Amazon's spokesperson confirmed in an email to Business Insider that third-party sellers who use Amazon's warehouses to store their products will be able to resume sending in all non-essential items later this week. There will be limits to how many products per item the sellers can ship in, but the idea is to lift the restrictions imposed last month, the spokesperson said.
"Later this week, we will allow more products into our fulfillment centers," Amazon's spokesperson said. "Products will be limited by quantity to enable us to continue prioritizing products and protecting employees, while also ensuring most selling partners can ship goods into our facilities."
The change signals easing pressure on Amazon's supply chain that were caused by surging demand for essential products, like face masks and toilet paper, amid the coronavirus pandemic.
On March 17, Amazon announced that it would stop accepting non-essential products to its warehouses, prioritizing high-demand products like medical supplies and household staples.
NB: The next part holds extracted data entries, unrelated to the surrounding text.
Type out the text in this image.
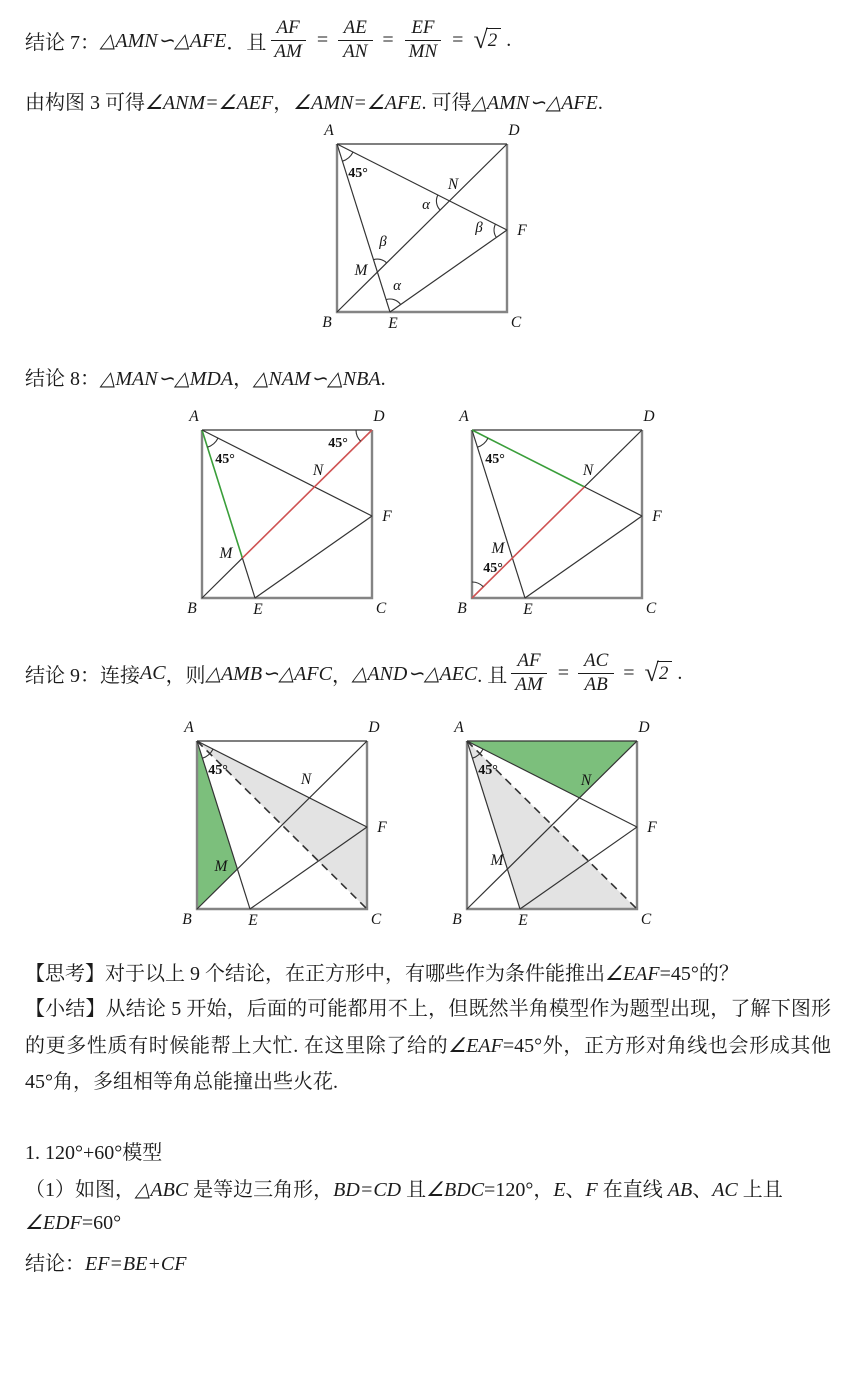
结论 7： △AMN∽△AFE ．且 $\frac{AF}{AM} = \frac{AE}{AN} = \frac{EF}{MN}$ = √ 2 .
由构图 3 可得∠ANM=∠AEF，∠AMN=∠AFE. 可得△AMN∽△AFE.
A	D
B	C
E
F
M
N
45°
α
β
β
α
结论 8：△MAN∽△MDA，△NAM∽△NBA.
A	D
B	C
E
F
M
N
45°
45°
A	D
B	C
E
F
M
N
45°
45°
结论 9：连接 AC ，则 △AMB∽△AFC ， △AND∽△AEC . 且 $\frac{AF}{AM} = \frac{AC}{AB}$ = √ 2 .
A	D
B	C
E
F
M
N
45°
A	D
B	C
E
F
M
N
45°
【思考】对于以上 9 个结论，在正方形中，有哪些作为条件能推出∠EAF=45°的？
【小结】从结论 5 开始，后面的可能都用不上，但既然半角模型作为题型出现，了解下图形的更多性质有时候能帮上大忙. 在这里除了给的∠EAF=45°外，正方形对角线也会形成其他 45°角，多组相等角总能撞出些火花.
1. 120°+60°模型
（1）如图，△ABC 是等边三角形，BD=CD 且∠BDC=120°，E、F 在直线 AB、AC 上且
∠EDF=60°
结论：EF=BE+CF
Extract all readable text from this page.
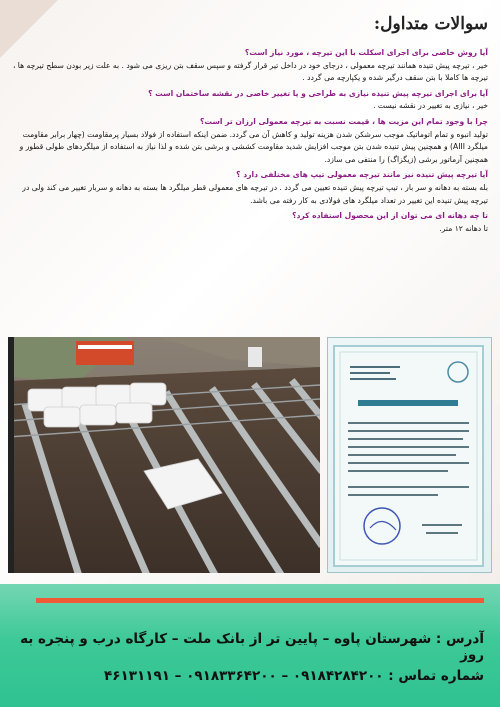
سوالات متداول:
آیا روش خاصی برای اجرای اسکلت با این تیرچه ، مورد نیاز است؟
خیر ، تیرچه پیش تنیده همانند تیرچه معمولی ، درجای خود در داخل تیر قرار گرفته و سپس سقف بتن ریزی می شود . به علت زیر بودن سطح تیرچه ها ، تیرچه ها کاملا با بتن سقف درگیر شده و یکپارچه می گردد .
آیا برای اجرای تیرچه پیش تنیده نیازی به طراحی و یا تغییر خاصی در نقشه ساختمان است ؟
خیر ، نیازی به تغییر در نقشه نیست .
چرا با وجود تمام این مزیت ها ، قیمت نسبت به تیرچه معمولی ارزان تر است؟
تولید انبوه و تمام اتوماتیک موجب سرشکن شدن هزینه تولید و کاهش آن می گردد. ضمن اینکه استفاده از فولاد بسیار پرمقاومت (چهار برابر مقاومت میلگرد AIII) و همچنین پیش تنیده شدن بتن موجب افزایش شدید مقاومت کششی و برشی بتن شده و لذا نیاز به استفاده از میلگردهای طولی قطور و همچنین آرماتور برشی (زیگزاگ) را منتفی می سازد.
آیا تیرچه پیش تنیده نیز مانند تیرچه معمولی تیپ های مختلفی دارد ؟
بله بسته به دهانه و سر بار ، تیپ تیرچه پیش تنیده تعیین می گردد . در تیرچه های معمولی قطر میلگرد ها بسته به دهانه و سربار تغییر می کند ولی در تیرچه پیش تنیده این تغییر در تعداد میلگرد های فولادی به کار رفته می باشد.
تا چه دهانه ای می توان از این محصول استفاده کرد؟
تا دهانه ۱۲ متر.
آدرس : شهرستان پاوه – پایین تر از بانک ملت – کارگاه درب و پنجره به روز
شماره تماس : ۰۹۱۸۴۲۸۴۲۰۰ – ۰۹۱۸۳۳۶۴۲۰۰ – ۴۶۱۳۱۱۹۱
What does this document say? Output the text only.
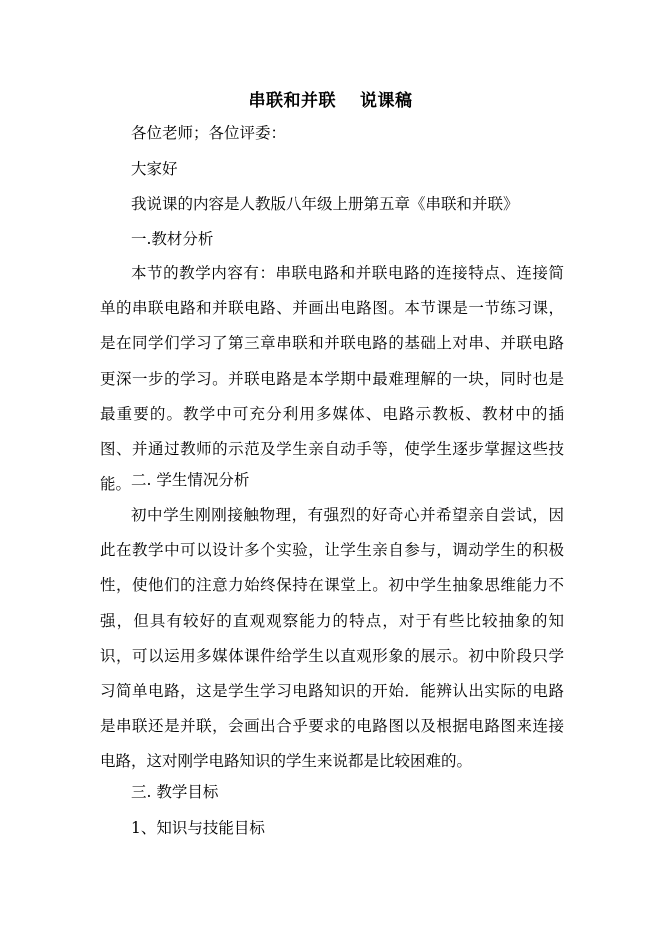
串联和并联　 说课稿
各位老师；各位评委：
大家好
我说课的内容是人教版八年级上册第五章《串联和并联》
一.教材分析
本节的教学内容有：串联电路和并联电路的连接特点、连接简单的串联电路和并联电路、并画出电路图。本节课是一节练习课，是在同学们学习了第三章串联和并联电路的基础上对串、并联电路更深一步的学习。并联电路是本学期中最难理解的一块，同时也是最重要的。教学中可充分利用多媒体、电路示教板、教材中的插图、并通过教师的示范及学生亲自动手等，使学生逐步掌握这些技能。 二. 学生情况分析
初中学生刚刚接触物理，有强烈的好奇心并希望亲自尝试，因此在教学中可以设计多个实验，让学生亲自参与，调动学生的积极性，使他们的注意力始终保持在课堂上。初中学生抽象思维能力不强，但具有较好的直观观察能力的特点，对于有些比较抽象的知识，可以运用多媒体课件给学生以直观形象的展示。初中阶段只学习简单电路，这是学生学习电路知识的开始．能辨认出实际的电路是串联还是并联，会画出合乎要求的电路图以及根据电路图来连接电路，这对刚学电路知识的学生来说都是比较困难的。
三. 教学目标
1、知识与技能目标
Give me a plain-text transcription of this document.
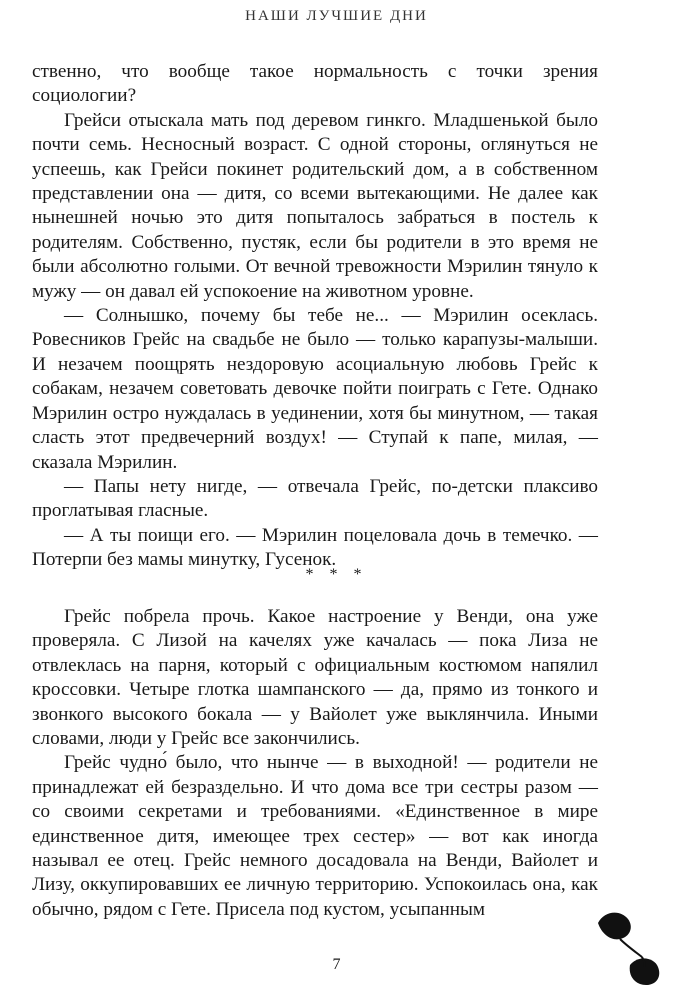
НАШИ ЛУЧШИЕ ДНИ

ственно, что вообще такое нормальность с точки зрения социологии?

Грейси отыскала мать под деревом гинкго. Младшенькой было почти семь. Несносный возраст. С одной стороны, оглянуться не успеешь, как Грейси покинет родительский дом, а в собственном представлении она — дитя, со всеми вытекающими. Не далее как нынешней ночью это дитя попыталось забраться в постель к родителям. Собственно, пустяк, если бы родители в это время не были абсолютно голыми. От вечной тревожности Мэрилин тянуло к мужу — он давал ей успокоение на животном уровне.

— Солнышко, почему бы тебе не... — Мэрилин осеклась. Ровесников Грейс на свадьбе не было — только карапузы-малыши. И незачем поощрять нездоровую асоциальную любовь Грейс к собакам, незачем советовать девочке пойти поиграть с Гете. Однако Мэрилин остро нуждалась в уединении, хотя бы минутном, — такая сласть этот предвечерний воздух! — Ступай к папе, милая, — сказала Мэрилин.

— Папы нету нигде, — отвечала Грейс, по-детски плаксиво проглатывая гласные.

— А ты поищи его. — Мэрилин поцеловала дочь в темечко. — Потерпи без мамы минутку, Гусенок.

* * *

Грейс побрела прочь. Какое настроение у Венди, она уже проверяла. С Лизой на качелях уже качалась — пока Лиза не отвлеклась на парня, который с официальным костюмом напялил кроссовки. Четыре глотка шампанского — да, прямо из тонкого и звонкого высокого бокала — у Вайолет уже выклянчила. Иными словами, люди у Грейс все закончились.

Грейс чудно́ было, что нынче — в выходной! — родители не принадлежат ей безраздельно. И что дома все три сестры разом — со своими секретами и требованиями. «Единственное в мире единственное дитя, имеющее трех сестер» — вот как иногда называл ее отец. Грейс немного досадовала на Венди, Вайолет и Лизу, оккупировавших ее личную территорию. Успокоилась она, как обычно, рядом с Гете. Присела под кустом, усыпанным

7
Ten days later, it told sellers that it was expanding the types of products accepted, saying products would be accepted and reviewed on an "item-by-item" basis.
Amazon is still grappling with shipment delays for most products, with some non-essential items taking over a month to arrive for some customers. There's also questions around why Amazon was shipping non-essentials, like sex toys and video games, when there restrictions last month.
To help improve its supply chain, Amazon hired 100,000 new warehouse and delivery workers over the past month. On Monday, Amazon announced that it would hire an additional 75,000 workers in its warehouses.
The Wall Street Journal reported the change earlier Monday.